Renewable energy and engineering company Abengoa SA said it had reached a restructuring deal with its creditors to avoid becoming Spain’s largest-ever bankruptcy.
A group of investors including Centerbridge Partners LP, Elliott Management Corp. and Oaktree Capital Management LP have agreed to inject €1.17 billion ($1.31 billion) into the debt-laden company, Abengoa said in a regulatory filing Thursday. Abengoa will also receive €307 million in financial guarantees, according to the filing.
In exchange, investors and creditor banks, such as Spanish lenders Banco Santander SA and Banco Popular Español SA, are set to own between 90% and 95% of Abengoa, depending on whether Abengoa meets certain targets.
Abengoa didn’t clarify whether 75% of creditors had agreed to the restructuring deal, as required by Spanish bankruptcy law. The Seville, Spain-based company said it plans to hold a telephone conference with investors and analysts on Aug. 16 at noon EDT to provide further details.
The renewable energy company has been negotiating with creditors since November to avoid becoming Spain’s largest bankruptcy, after years of debt-fueled expansion during the country’s boom years.
Abengoa has been among the top builders of power lines transporting energy across Latin America and a top engineering and construction business, manufacturing massive renewable-energy power plants in places from Kansas to the U.K.
But last year, investors grew wary about how much cash Abengoa had to manage its debt pile.
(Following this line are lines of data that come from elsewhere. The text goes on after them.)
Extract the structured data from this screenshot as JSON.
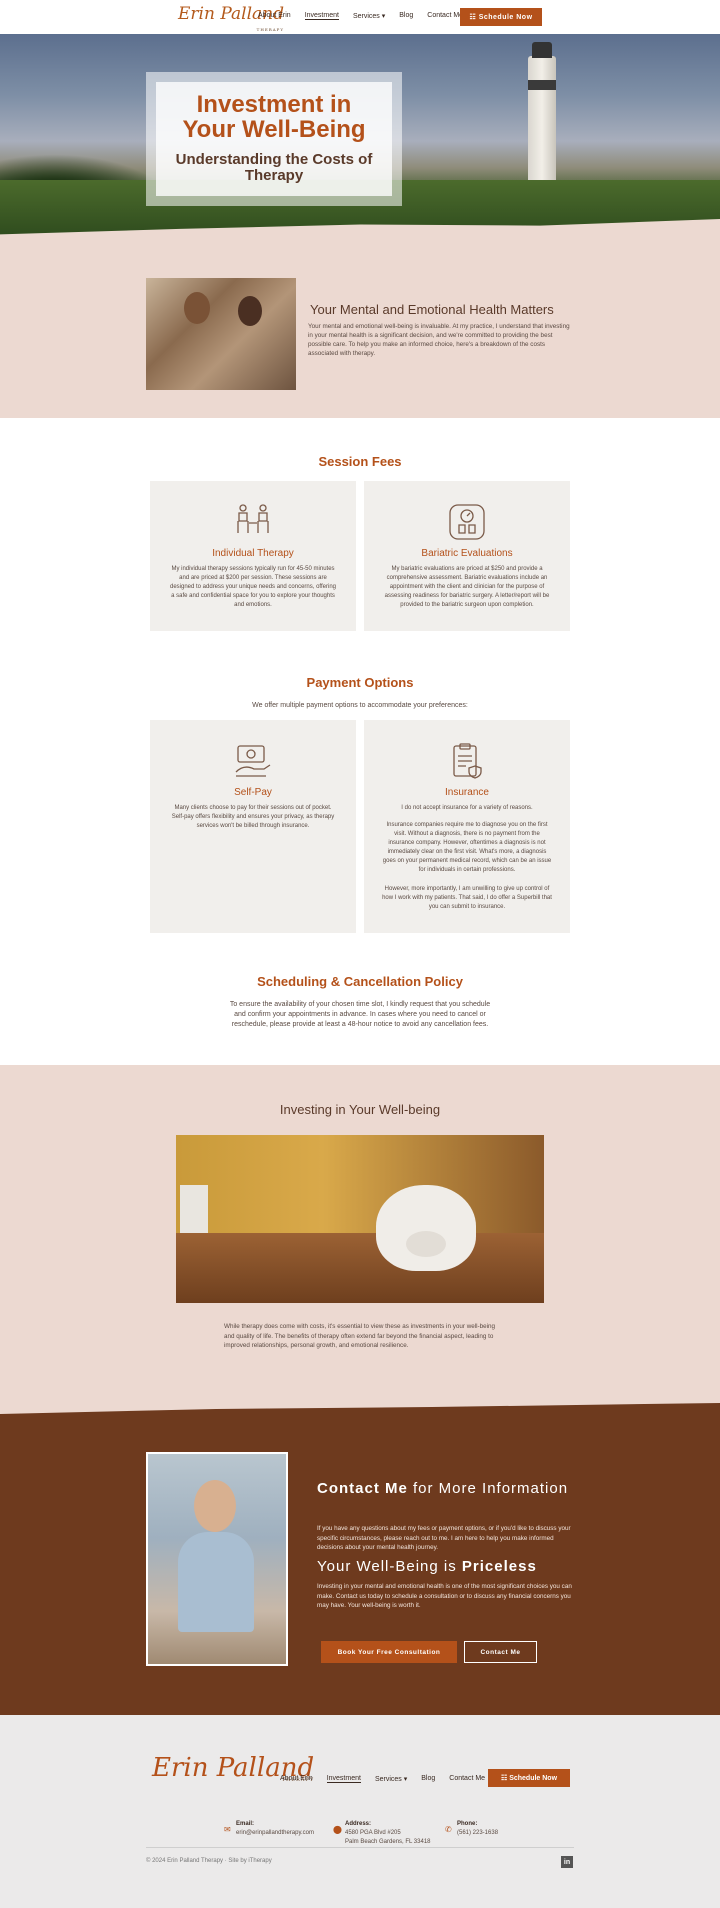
{
  "header": {
    "logo_text": "Erin Palland",
    "logo_sub": "THERAPY",
    "nav": [
      "About Erin",
      "Investment",
      "Services ▾",
      "Blog",
      "Contact Me"
    ],
    "cta": "☷ Schedule Now"
  },
  "hero": {
    "title_line1": "Investment in",
    "title_line2": "Your Well-Being",
    "subtitle_line1": "Understanding the Costs of",
    "subtitle_line2": "Therapy"
  },
  "intro": {
    "heading": "Your Mental and Emotional Health Matters",
    "body": "Your mental and emotional well-being is invaluable. At my practice, I understand that investing in your mental health is a significant decision, and we're committed to providing the best possible care. To help you make an informed choice, here's a breakdown of the costs associated with therapy."
  },
  "fees": {
    "title": "Session Fees",
    "cards": [
      {
        "title": "Individual Therapy",
        "body": "My individual therapy sessions typically run for 45-50 minutes and are priced at $200 per session. These sessions are designed to address your unique needs and concerns, offering a safe and confidential space for you to explore your thoughts and emotions."
      },
      {
        "title": "Bariatric Evaluations",
        "body": "My bariatric evaluations are priced at $250 and provide a comprehensive assessment. Bariatric evaluations include an appointment with the client and clinician for the purpose of assessing readiness for bariatric surgery. A letter/report will be provided to the bariatric surgeon upon completion."
      }
    ]
  },
  "payment": {
    "title": "Payment Options",
    "subtitle": "We offer multiple payment options to accommodate your preferences:",
    "cards": [
      {
        "title": "Self-Pay",
        "body": "Many clients choose to pay for their sessions out of pocket. Self-pay offers flexibility and ensures your privacy, as therapy services won't be billed through insurance."
      },
      {
        "title": "Insurance",
        "body1": "I do not accept insurance for a variety of reasons.",
        "body2": "Insurance companies require me to diagnose you on the first visit. Without a diagnosis, there is no payment from the insurance company. However, oftentimes a diagnosis is not immediately clear on the first visit. What's more, a diagnosis goes on your permanent medical record, which can be an issue for individuals in certain professions.",
        "body3": "However, more importantly, I am unwilling to give up control of how I work with my patients. That said, I do offer a Superbill that you can submit to insurance."
      }
    ]
  },
  "schedule": {
    "title": "Scheduling & Cancellation Policy",
    "body": "To ensure the availability of your chosen time slot, I kindly request that you schedule and confirm your appointments in advance. In cases where you need to cancel or reschedule, please provide at least a 48-hour notice to avoid any cancellation fees."
  },
  "invest": {
    "title": "Investing in Your Well-being",
    "body": "While therapy does come with costs, it's essential to view these as investments in your well-being and quality of life. The benefits of therapy often extend far beyond the financial aspect, leading to improved relationships, personal growth, and emotional resilience."
  },
  "contact": {
    "title_bold": "Contact Me",
    "title_rest": " for More Information",
    "body1": "If you have any questions about my fees or payment options, or if you'd like to discuss your specific circumstances, please reach out to me. I am here to help you make informed decisions about your mental health journey.",
    "title2_a": "Your Well-Being is ",
    "title2_b": "Priceless",
    "body2": "Investing in your mental and emotional health is one of the most significant choices you can make. Contact us today to schedule a consultation or to discuss any financial concerns you may have. Your well-being is worth it.",
    "btn_primary": "Book Your Free Consultation",
    "btn_secondary": "Contact Me"
  },
  "footer": {
    "logo_text": "Erin Palland",
    "logo_sub": "THERAPY",
    "nav": [
      "About Erin",
      "Investment",
      "Services ▾",
      "Blog",
      "Contact Me"
    ],
    "cta": "☷ Schedule Now",
    "email_label": "Email:",
    "email": "erin@erinpallandtherapy.com",
    "address_label": "Address:",
    "address1": "4580 PGA Blvd #205",
    "address2": "Palm Beach Gardens, FL 33418",
    "phone_label": "Phone:",
    "phone": "(561) 223-1638",
    "copyright": "© 2024 Erin Palland Therapy · Site by iTherapy",
    "social": "in"
  }
}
While the company’s debt load was nothing new for investors and analysts who had been monitoring the company for years, moves last summer led some investors to conclude that Abengoa had less cash on hand than they thought.
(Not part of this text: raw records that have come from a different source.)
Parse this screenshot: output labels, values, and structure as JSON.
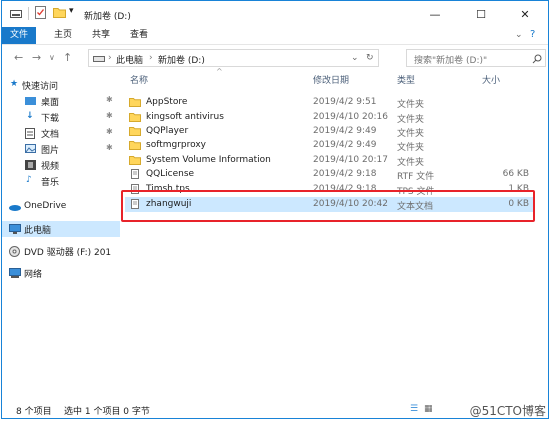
{
  "title": "新加卷 (D:)",
  "ribbon_tabs": [
    "文件",
    "主页",
    "共享",
    "查看"
  ],
  "address": {
    "crumb1": "此电脑",
    "crumb2": "新加卷 (D:)"
  },
  "search": {
    "placeholder": "搜索\"新加卷 (D:)\""
  },
  "sidebar": {
    "quick_access": "快速访问",
    "items": [
      "桌面",
      "下载",
      "文档",
      "图片",
      "视频",
      "音乐"
    ],
    "onedrive": "OneDrive",
    "this_pc": "此电脑",
    "dvd": "DVD 驱动器 (F:) 201",
    "network": "网络"
  },
  "columns": {
    "name": "名称",
    "date": "修改日期",
    "type": "类型",
    "size": "大小"
  },
  "files": [
    {
      "name": "AppStore",
      "date": "2019/4/2 9:51",
      "type": "文件夹",
      "size": "",
      "icon": "folder-icon"
    },
    {
      "name": "kingsoft antivirus",
      "date": "2019/4/10 20:16",
      "type": "文件夹",
      "size": "",
      "icon": "folder-icon"
    },
    {
      "name": "QQPlayer",
      "date": "2019/4/2 9:49",
      "type": "文件夹",
      "size": "",
      "icon": "folder-icon"
    },
    {
      "name": "softmgrproxy",
      "date": "2019/4/2 9:49",
      "type": "文件夹",
      "size": "",
      "icon": "folder-icon"
    },
    {
      "name": "System Volume Information",
      "date": "2019/4/10 20:17",
      "type": "文件夹",
      "size": "",
      "icon": "folder-icon"
    },
    {
      "name": "QQLicense",
      "date": "2019/4/2 9:18",
      "type": "RTF 文件",
      "size": "66 KB",
      "icon": "document-icon"
    },
    {
      "name": "Timsh.tps",
      "date": "2019/4/2 9:18",
      "type": "TPS 文件",
      "size": "1 KB",
      "icon": "document-icon"
    },
    {
      "name": "zhangwuji",
      "date": "2019/4/10 20:42",
      "type": "文本文档",
      "size": "0 KB",
      "icon": "text-file-icon"
    }
  ],
  "status": {
    "count": "8 个项目",
    "selected": "选中 1 个项目 0 字节"
  },
  "watermark": "@51CTO博客",
  "colors": {
    "accent": "#1979ca",
    "selection": "#cce8ff",
    "highlight": "#e8232a",
    "folder": "#ffd65c"
  }
}
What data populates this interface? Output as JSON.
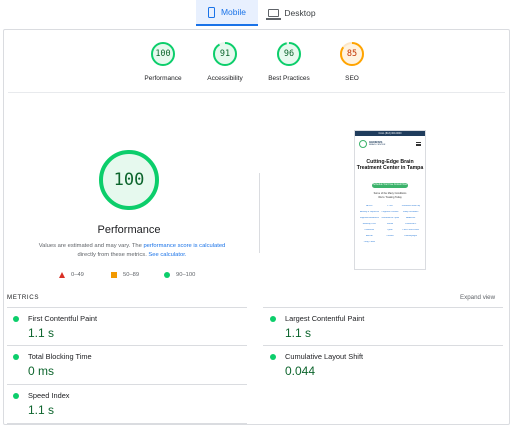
{
  "tabs": [
    {
      "label": "Mobile",
      "icon": "smartphone-icon",
      "active": true
    },
    {
      "label": "Desktop",
      "icon": "laptop-icon",
      "active": false
    }
  ],
  "summary": [
    {
      "label": "Performance",
      "score": "100",
      "color": "#0cce6b"
    },
    {
      "label": "Accessibility",
      "score": "91",
      "color": "#0cce6b"
    },
    {
      "label": "Best Practices",
      "score": "96",
      "color": "#0cce6b"
    },
    {
      "label": "SEO",
      "score": "85",
      "color": "#ffa400"
    }
  ],
  "performance": {
    "score": "100",
    "title": "Performance",
    "desc_1": "Values are estimated and may vary. The ",
    "desc_link_1": "performance score is calculated",
    "desc_2": " directly from these metrics. ",
    "desc_link_2": "See calculator."
  },
  "legend": [
    {
      "range": "0–49",
      "color": "#d93025",
      "shape": "triangle"
    },
    {
      "range": "50–89",
      "color": "#f29900",
      "shape": "square"
    },
    {
      "range": "90–100",
      "color": "#0cce6b",
      "shape": "circle"
    }
  ],
  "screenshot": {
    "topbar": "CALL (813) 000-0000",
    "logo_line1": "GENESIS",
    "logo_line2": "BRAIN CENTER",
    "heading_1": "Cutting-Edge Brain",
    "heading_2": "Treatment Center in Tampa",
    "button": "Schedule Your Free Consult Now",
    "sub_1": "Some of the Many Conditions",
    "sub_2": "We're Treating Today",
    "links": [
      "ADHD",
      "PTSD",
      "Traumatic Brain Injury",
      "Anxiety & Depression",
      "Cognitive Decline",
      "Sleep Disorders",
      "Migraine/Headaches",
      "Performance Optimization",
      "Addiction",
      "Memory Loss",
      "Stroke",
      "Parkinson's",
      "Dementia",
      "Lyme",
      "Post-Concussion",
      "Autism",
      "Tinnitus",
      "Fibromyalgia",
      "Long Covid"
    ]
  },
  "metrics": {
    "label": "METRICS",
    "expand": "Expand view",
    "items": [
      {
        "name": "First Contentful Paint",
        "value": "1.1 s",
        "color": "#0cce6b"
      },
      {
        "name": "Largest Contentful Paint",
        "value": "1.1 s",
        "color": "#0cce6b"
      },
      {
        "name": "Total Blocking Time",
        "value": "0 ms",
        "color": "#0cce6b"
      },
      {
        "name": "Cumulative Layout Shift",
        "value": "0.044",
        "color": "#0cce6b"
      },
      {
        "name": "Speed Index",
        "value": "1.1 s",
        "color": "#0cce6b"
      }
    ]
  }
}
Investors and analysts trace Abengoa’s current financial difficulties to a shift in strategy during Spain’s property boom, which started to gain momentum around 2004. The country’s banks eased borrowing requirements for companies, which helped trigger an infectious corporate optimism that spurred some Spanish firms to step up expansion abroad.
From its inception, Abengoa built power transmission lines, biofuel plants and desalination infrastructure for clients. During Spain’s boom years, the company began to construct such projects for itself, fueled by cheaper bank loans and a desire to expand. The company took on piles of debt in anticipation of a growth rate that never materialized.
In Madrid trading Thursday, Abengoa’s shares fell 2.2% to 67 euro cents (75 U.S. cents).